[Asia Economy Reporter Ji Yeon-jin] SK Securities announced on the 22nd that it has raised the target price for KB Financial Group from 56,000 KRW to 64,000 KRW, expecting that the profitability of the interest income segment will improve more than initially anticipated due to rising interest rates.
Goo Kyung-hoe, a researcher at SK Securities, stated, "The negative impact of dividend cuts has disappeared, and rather, expectations for active shareholder returns are increasing. Considering the M&A capacity based on solid capital, the management's positive attitude toward shareholder returns, and the net interest margin (NIM) that improved earlier compared to competitors, we maintain our previous view that KB Financial is the most promising investment among large bank stocks."

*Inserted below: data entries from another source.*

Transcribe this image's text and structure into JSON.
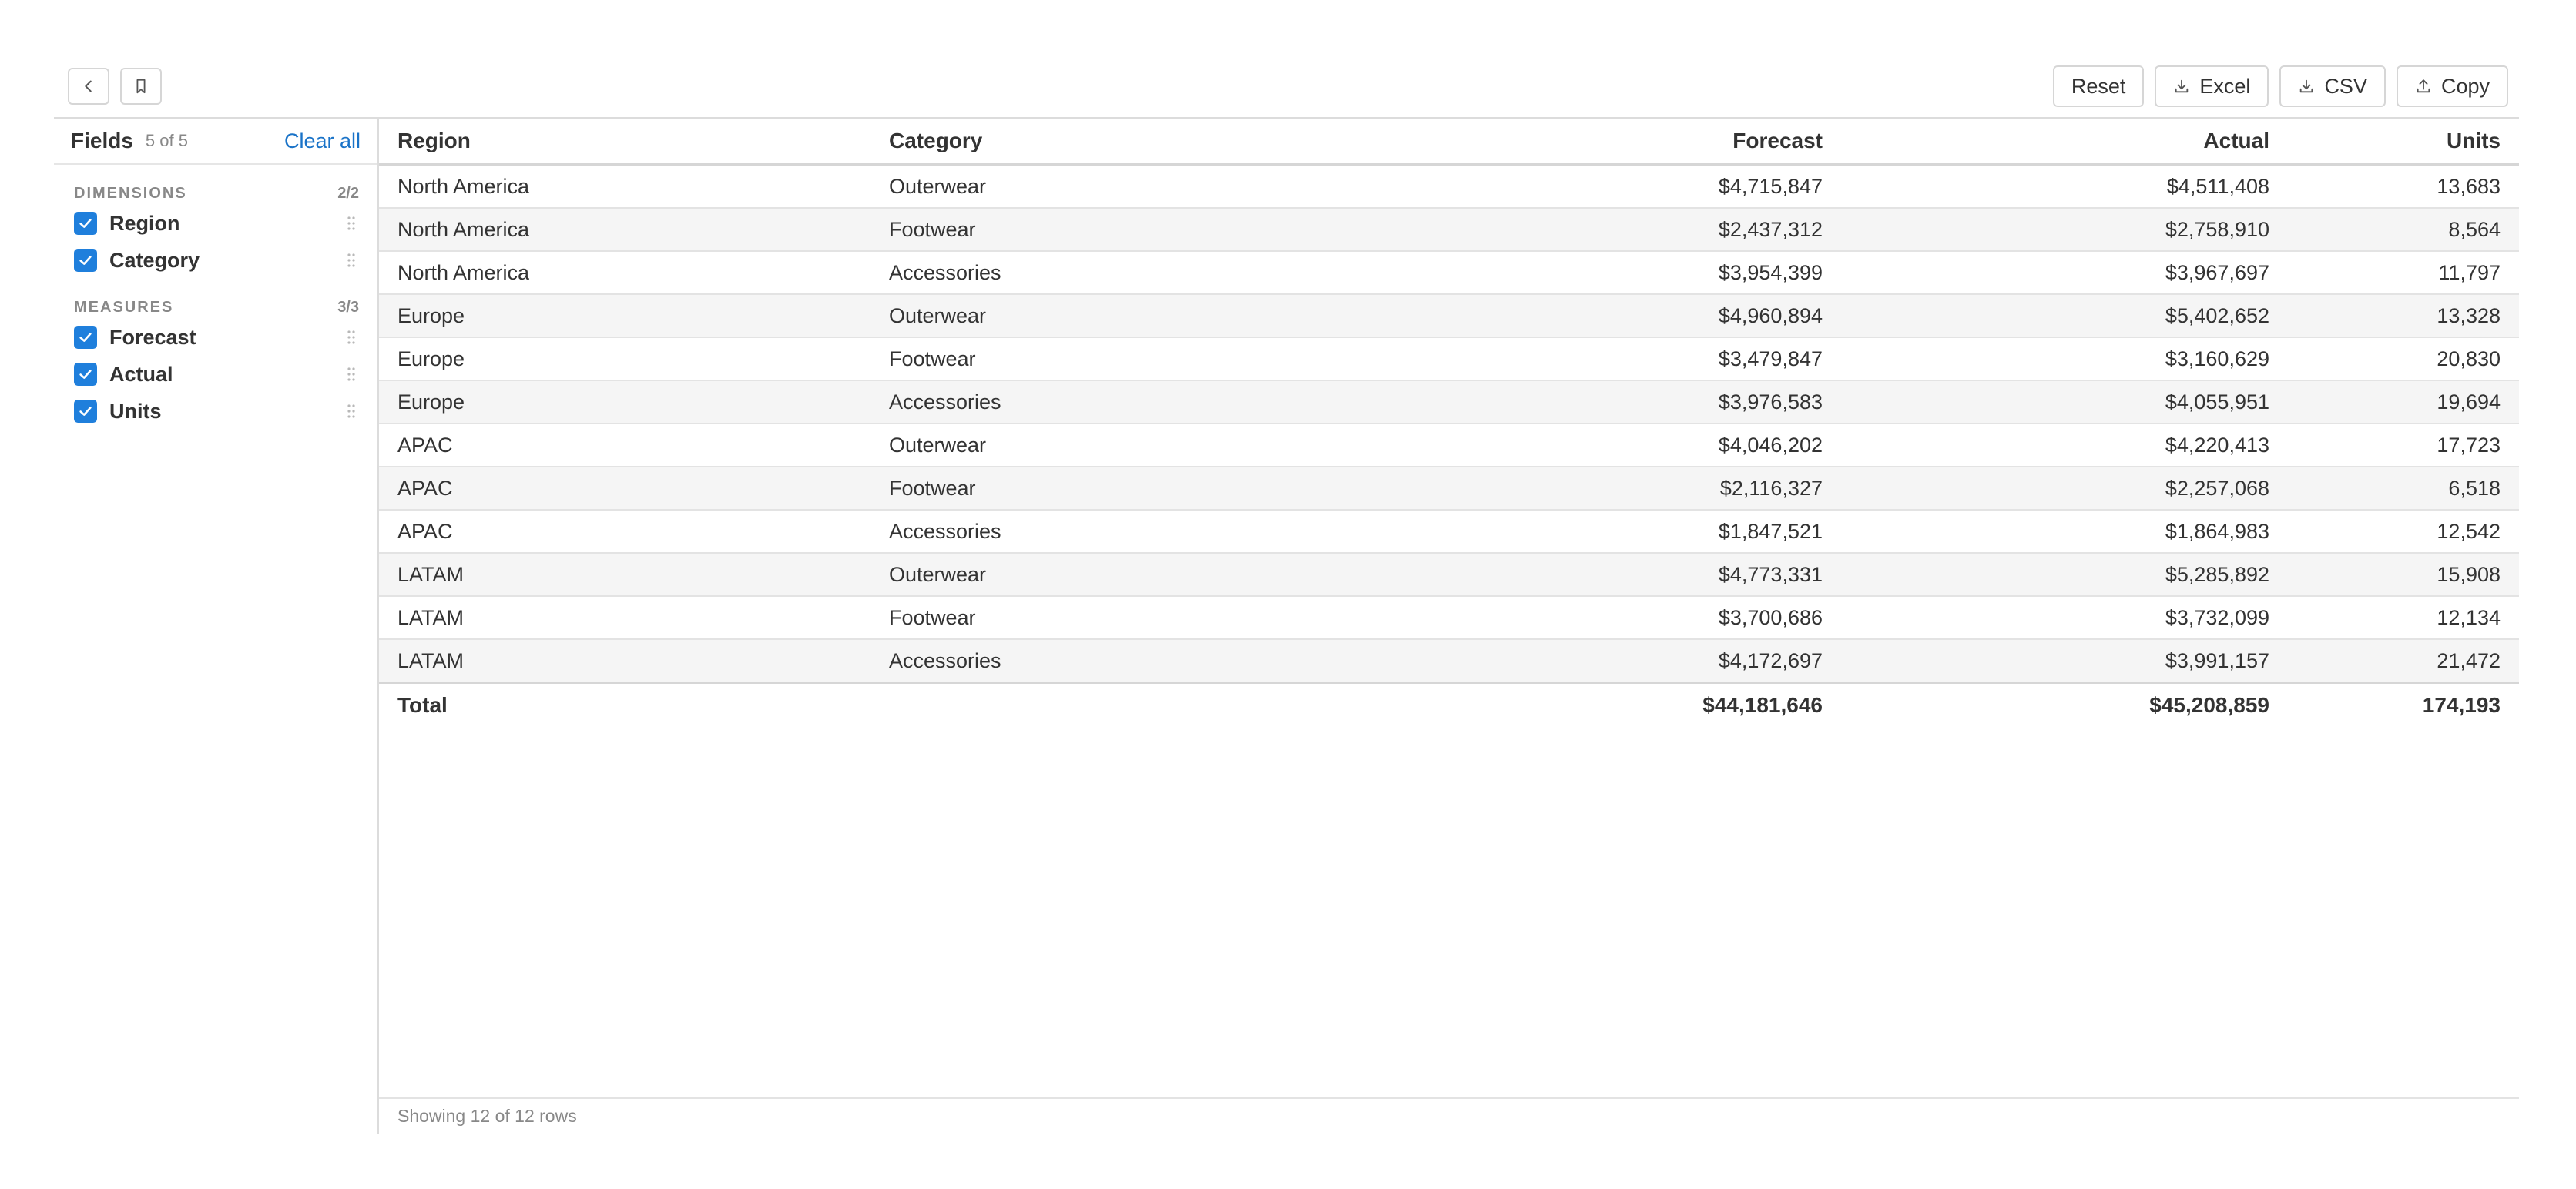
{
  "toolbar": {
    "back_icon": "chevron-left-icon",
    "bookmark_icon": "bookmark-icon",
    "actions": [
      {
        "label": "Reset",
        "icon": ""
      },
      {
        "label": "Excel",
        "icon": "download-icon"
      },
      {
        "label": "CSV",
        "icon": "download-icon"
      },
      {
        "label": "Copy",
        "icon": "upload-icon"
      }
    ]
  },
  "sidebar": {
    "title": "Fields",
    "count": "5 of 5",
    "clear_label": "Clear all",
    "dimensions": {
      "label": "DIMENSIONS",
      "count": "2/2",
      "items": [
        {
          "label": "Region",
          "checked": true
        },
        {
          "label": "Category",
          "checked": true
        }
      ]
    },
    "measures": {
      "label": "MEASURES",
      "count": "3/3",
      "items": [
        {
          "label": "Forecast",
          "checked": true
        },
        {
          "label": "Actual",
          "checked": true
        },
        {
          "label": "Units",
          "checked": true
        }
      ]
    }
  },
  "table": {
    "columns": [
      "Region",
      "Category",
      "Forecast",
      "Actual",
      "Units"
    ],
    "rows": [
      [
        "North America",
        "Outerwear",
        "$4,715,847",
        "$4,511,408",
        "13,683"
      ],
      [
        "North America",
        "Footwear",
        "$2,437,312",
        "$2,758,910",
        "8,564"
      ],
      [
        "North America",
        "Accessories",
        "$3,954,399",
        "$3,967,697",
        "11,797"
      ],
      [
        "Europe",
        "Outerwear",
        "$4,960,894",
        "$5,402,652",
        "13,328"
      ],
      [
        "Europe",
        "Footwear",
        "$3,479,847",
        "$3,160,629",
        "20,830"
      ],
      [
        "Europe",
        "Accessories",
        "$3,976,583",
        "$4,055,951",
        "19,694"
      ],
      [
        "APAC",
        "Outerwear",
        "$4,046,202",
        "$4,220,413",
        "17,723"
      ],
      [
        "APAC",
        "Footwear",
        "$2,116,327",
        "$2,257,068",
        "6,518"
      ],
      [
        "APAC",
        "Accessories",
        "$1,847,521",
        "$1,864,983",
        "12,542"
      ],
      [
        "LATAM",
        "Outerwear",
        "$4,773,331",
        "$5,285,892",
        "15,908"
      ],
      [
        "LATAM",
        "Footwear",
        "$3,700,686",
        "$3,732,099",
        "12,134"
      ],
      [
        "LATAM",
        "Accessories",
        "$4,172,697",
        "$3,991,157",
        "21,472"
      ]
    ],
    "total": [
      "Total",
      "",
      "$44,181,646",
      "$45,208,859",
      "174,193"
    ]
  },
  "status": "Showing 12 of 12 rows",
  "colors": {
    "accent": "#1f7fdc",
    "link": "#1a73c8",
    "stripe": "#f5f5f5",
    "border": "#d6d6d6"
  }
}
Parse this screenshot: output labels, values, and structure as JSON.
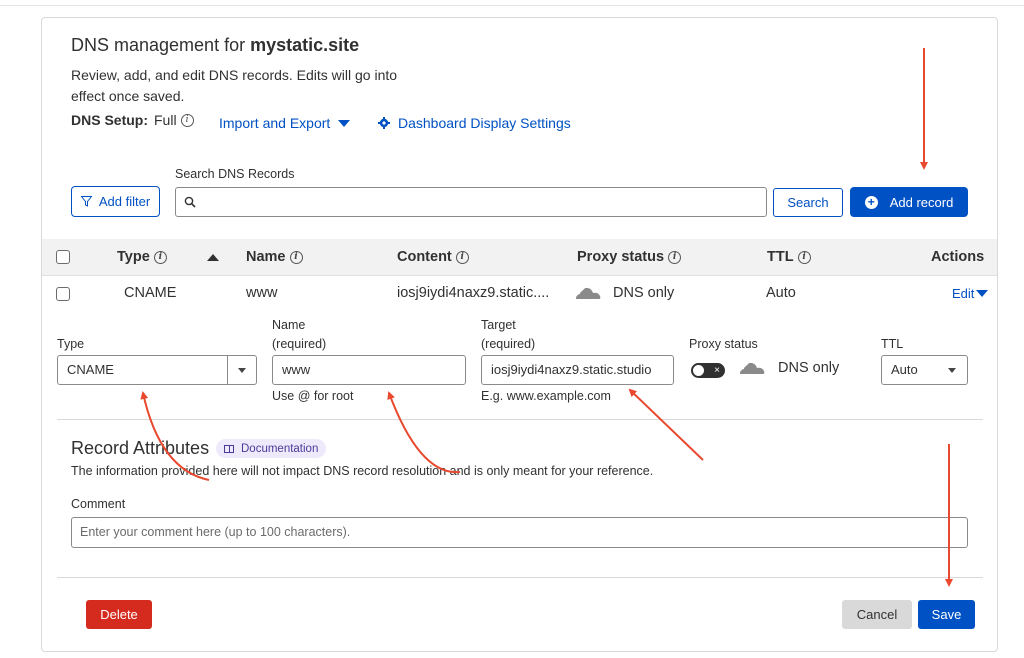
{
  "header": {
    "title_prefix": "DNS management for ",
    "domain": "mystatic.site",
    "description": "Review, add, and edit DNS records. Edits will go into effect once saved.",
    "dns_setup_label": "DNS Setup:",
    "dns_setup_value": "Full",
    "import_export_label": "Import and Export",
    "dashboard_settings_label": "Dashboard Display Settings"
  },
  "search": {
    "label": "Search DNS Records",
    "placeholder": "",
    "add_filter_label": "Add filter",
    "search_button_label": "Search",
    "add_record_label": "Add record"
  },
  "table": {
    "columns": [
      "Type",
      "Name",
      "Content",
      "Proxy status",
      "TTL",
      "Actions"
    ],
    "rows": [
      {
        "type": "CNAME",
        "name": "www",
        "content": "iosj9iydi4naxz9.static....",
        "proxy_status": "DNS only",
        "ttl": "Auto",
        "action": "Edit"
      }
    ]
  },
  "edit_form": {
    "type_label": "Type",
    "type_value": "CNAME",
    "name_label": "Name",
    "name_required": "(required)",
    "name_value": "www",
    "name_hint": "Use @ for root",
    "target_label": "Target",
    "target_required": "(required)",
    "target_value": "iosj9iydi4naxz9.static.studio",
    "target_hint": "E.g. www.example.com",
    "proxy_label": "Proxy status",
    "proxy_value": "DNS only",
    "ttl_label": "TTL",
    "ttl_value": "Auto"
  },
  "record_attributes": {
    "title": "Record Attributes",
    "doc_label": "Documentation",
    "description": "The information provided here will not impact DNS record resolution and is only meant for your reference.",
    "comment_label": "Comment",
    "comment_placeholder": "Enter your comment here (up to 100 characters)."
  },
  "footer": {
    "delete_label": "Delete",
    "cancel_label": "Cancel",
    "save_label": "Save"
  },
  "colors": {
    "accent": "#0051c3",
    "danger": "#d52b1e",
    "annotation_arrow": "#e8492f"
  }
}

The recent rise in market interest rates is expected to expand the net interest margin of banks including KB Financial. SK Securities revised KB Financial's 2021 net interest margin (NIM) estimate from 1.78% to 1.80%, and raised the controlling shareholder net income estimate from 3.6 trillion KRW to 3.72 trillion KRW. The market consensus has steadily increased to SK Securities' estimate of 3.72 trillion KRW.
Researcher Goo explained, "The Financial Supervisory Service's dividend regulations ended in the first half, so they are no longer expected to be a negative factor. Rather, the market is showing growing expectations for active shareholder return policies such as share buybacks and semi-annual dividends. We have raised the expected dividend for this year from 2,200 KRW to 2,400 KRW and reflected this in the target price."